Is it cray-ahn? Cray-awn? Or crown? Do you take out the trash or the garbage? And what on earth is a sunshower?
Those were just a few of the questions Joshua Katz, an NC State PhD student tried to answer in a fascinating series of maps illustrating regional American dialects. (See all 122 maps here.) The maps became so popular after BusinessInsider published a story on the project that Katz’s site crashed Wednesday.
But, though BusinessInsider insists the maps show “How Americans Speak English Totally Differently from Each Other,” what might be even more interesting is how much we sound alike.
Take for instance, the question “What is ‘the City’?” For anyone who has every lived remotely close to New York City, you know that locals refer to NYC as “the City” (and in my experience, they often mean Manhattan). It’s as though NYC is the only city, and since it’s the biggest thing around that makes sense. What other city would someone near there realistically be talking about?
But, why does Katz’s data suggest a healthy portion of southern Florida also thinks “the City” means NYC and not, say, Miami? Ditto the eastern coast of North Carolina…and Alabama…and southern Texas? Do they just not have large enough cities to replace “the City” nearby? That hardly seems likely.
And then there’s that curious “sunshower” I mentioned earlier. I’ve honestly never heard the term before in my time in Texas, New York or Washington, DC. The majority of the country is with me on that. “Sunshower” is a term, Katz’s maps say, based in splotches of the Northeast, Minnesota and Florida. It refers to the weather when the sun shines while it rains. In parts of the Deep South, people call that “the devil is beating his wife.” (Any guesses on that one? Word Detective claims this phrase is found in other languages as well.) But the rest of the country is in pretty solid agreement: We simply don’t have a term for this phenomenon. (Except, of course, the after-effect: the rainbow)

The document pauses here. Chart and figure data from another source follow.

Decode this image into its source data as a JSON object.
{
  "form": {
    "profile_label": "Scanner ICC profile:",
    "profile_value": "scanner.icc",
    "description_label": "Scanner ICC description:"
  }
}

The list goes on. There are many major regional differences (coke-soda-pop, anyone?), but we’re actually surprisingly similar in this run-down. The majority of us bury dead people in coffins (not caskets), we stand in line (not on line) and we mess up by accident (not on accident), Katz’s maps say.
None of this means that us transplants with more (ahem) colorful accents will be able to go a week or more without someone staring confusedly at us or pointing out how cute a particular pronunciation is. But, it’s nice to know that in a world where some people pronounce marry, merry, and Mary as completely different words (I’m looking at you, New Jersey), there’s plenty of room for those of us who believe they’re homophones. In fact, the majority of the country just might agree.